Back at POR, Bunny shocked Nana and me by announcing, “But, I’m not tired!” This, accompanied by much dramatic gnashing of teeth and rending of garments.
This being an encore presentation of “No Nap for Me” by Bunny, I was unimpressed. I was in no mood to cajole, coax, or wheedle. I knew I had to get her attention and fast. She really needed her rest. And if she didn’t get to sleep fast, it would throw us off for the rest of the day’s schedule.
“Bunny, you need to lie down in the bed right now. Here are the rules for going to sleep: close your eyes, don’t talk, don’t move, and TRY to sleep. I’m telling you, we are NOT going swimming unless you take a nap first!”
I turned off all the lights and lay down beside her. Nana too, took this opportunity for a little rest. Primed by the promise of swimming later, Bunny drew on all her five-year old resources and managed a nap.
Okay, it was a brief nap. Only about 30 minutes long, but she had upheld her end of the bargain, so I was had.
Bunny and I donned our swimsuits and headed off to the Ol’ Man River Pool at POR. It was NOT all that warm out, around 75 degrees, but I had promised, and a promise is a promise.
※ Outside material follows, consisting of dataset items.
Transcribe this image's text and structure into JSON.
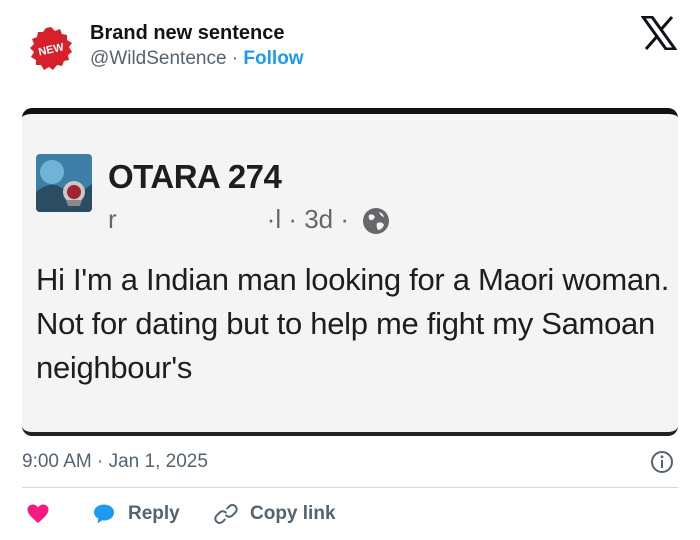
{
  "tweet": {
    "author": {
      "name": "Brand new sentence",
      "handle": "@WildSentence",
      "separator": " · ",
      "follow_label": "Follow",
      "avatar_badge_text": "NEW"
    },
    "platform_icon": "x-logo-icon",
    "timestamp": "9:00 AM · Jan 1, 2025",
    "actions": {
      "like_icon": "heart-icon",
      "reply_icon": "speech-bubble-icon",
      "reply_label": "Reply",
      "copy_icon": "link-icon",
      "copy_label": "Copy link"
    },
    "info_icon": "info-icon"
  },
  "embedded_post": {
    "page_name": "OTARA 274",
    "meta_partial": "r",
    "meta_suffix": "·l · 3d ·",
    "visibility_icon": "globe-icon",
    "text": "Hi I'm a Indian man looking for a Maori woman. Not for dating but to help me fight my Samoan neighbour's"
  },
  "colors": {
    "link_blue": "#1d9bf0",
    "like_pink": "#f91880",
    "secondary_text": "#536471",
    "badge_red": "#d6212a"
  }
}
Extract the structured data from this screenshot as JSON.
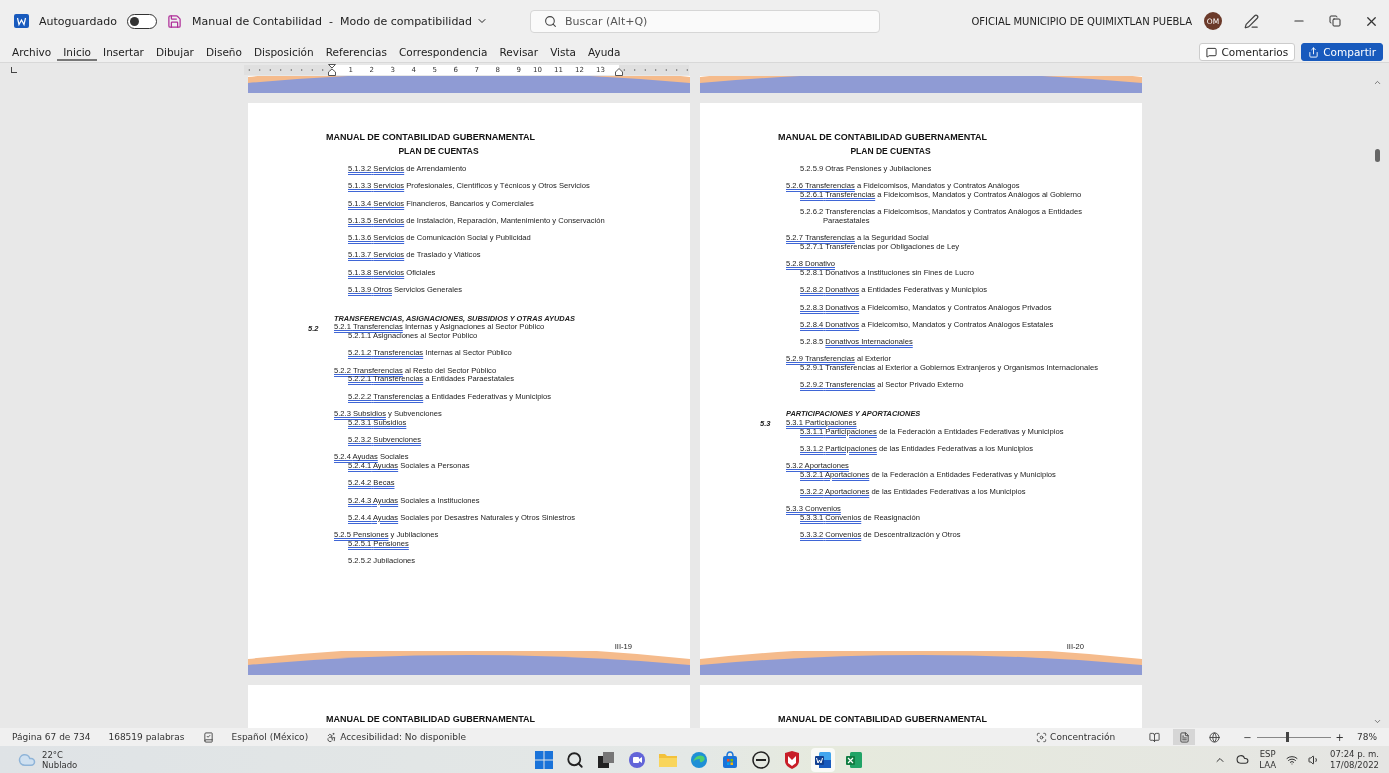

I was heartened to see several brave souls surrounding the pool area. I later learned that they were actually amphibian aliens, cleverly disguised at tourists. And none of them were actually swimming, just lounging around the pool watching their offspring cavort in the frigid waters of Ol’ Man River. I’ll bet you no self-respecting Louisiana bayou ever held such cold water.
Bunny wasted no time in submerging herself in the freshly molten ice that filled the pool.
I, on the other hand, wasted a great deal of time doing so. I had to do the bob-and-gasp maneuver. You know, bob a minute portion of your body under the water, gasp and bob back up. Repeat repeatedly, each time getting one-quarter inch more of your body wet.
By the time I was up to my neck, I was shivering and my teeth were chattering.
Good GRIEF!!! Wasn’t this pool supposed to be heated?
“Bunny!” I hollered hopefully, “Aren’t you cold?”
“NO!!!” she replied, splashing happily, although she, too, appeared to be shaking and her lips looked blue. To me.
As I glanced around, I discovered that the hot tub area had more than its fair share of visitors, and no wonder.
As I shivered and muttered in the water, I heard a child’s voice shout, “Bunny!” I turned quickly, and saw a young girl, a few years older than my Bunny shouting in the direction of a teenager.
And then one of those space-time rifts occurred. It seemed I was glimpsing into the future. And the future scared me.
It seems the bikini-clad teenaged girl being shouted at was also named, “Bunny”. That was unusual, because Bunny’s real name is not shared by too terribly many other people.
So when I saw this other, older “Bunny”, a shocking realization struck me full in the face: Bunny is going to be a teenager someday. A teenager with a figure. Heaven help me, I’m in trouble. Suddenly that whole Rapunzel locked away in the tower philosophy was looking pretty reasonable. Bunny, I’m afraid I can’t permit you to date until you’re 30, maybe 35.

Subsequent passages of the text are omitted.